Segundo os comerciantes, a falta de medicamentos deve-se ao baixo preço e à demora na entrega pelos laboratórios. Para os pacientes que precisam dos remédios, a saída é pagar quase o dobro.
“Antes, tomava o Ormigrein, que encontrava a R$ 5, R$ 6. Hoje, tenho que pagar R$ 20 por outro que nem conheço e não sei se fará o mesmo efeito. Isso é um absurdo”, afirma uma paciente que prefere não se identificar.

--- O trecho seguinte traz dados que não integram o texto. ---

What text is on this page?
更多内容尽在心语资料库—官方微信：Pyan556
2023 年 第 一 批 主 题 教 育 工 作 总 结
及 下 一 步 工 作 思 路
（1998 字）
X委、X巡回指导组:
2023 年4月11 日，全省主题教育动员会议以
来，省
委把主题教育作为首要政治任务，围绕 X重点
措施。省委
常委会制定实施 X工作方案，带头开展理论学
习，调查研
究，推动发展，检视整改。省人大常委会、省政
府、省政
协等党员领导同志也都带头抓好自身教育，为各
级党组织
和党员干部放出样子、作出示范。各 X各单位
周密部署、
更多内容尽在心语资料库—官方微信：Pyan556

O Ormigrein foi tirado do mercado e outro medicamento, o Enxak, que custa cerca de R$ 10 e era usado como substituto no tratamento da doença, sumiu das prateleiras das farmácias. Segundo o farmacêutico Marcelo Zapelini, o estabelecimento onde ele trabalha, em Criciúma, conseguiu comprar o Enxak, mas teve que pedir com bastante antecedência.
“O remédio que a paciente usava já saiu de circulação faz meses. O outro, que também é mais em conta, ainda está sendo distribuído, mas é questão de sorte conseguir comprar. Creio que esses remédios, por apresentar muitas composições, ficam ‘presos’ na Anvisa (Agência Nacional de Vigilância Sanitária), até serem liberados”, comenta.
Na região, são raras as farmácias que têm o Enxak. Agora, de acordo com Zapelini, para as pessoas que sofrem de enxaqueca crônica, outros medicamentos que são indicados são o Cafelium, custando R$ 16,80, ou o Cefalive, que sai por R$ 12,95.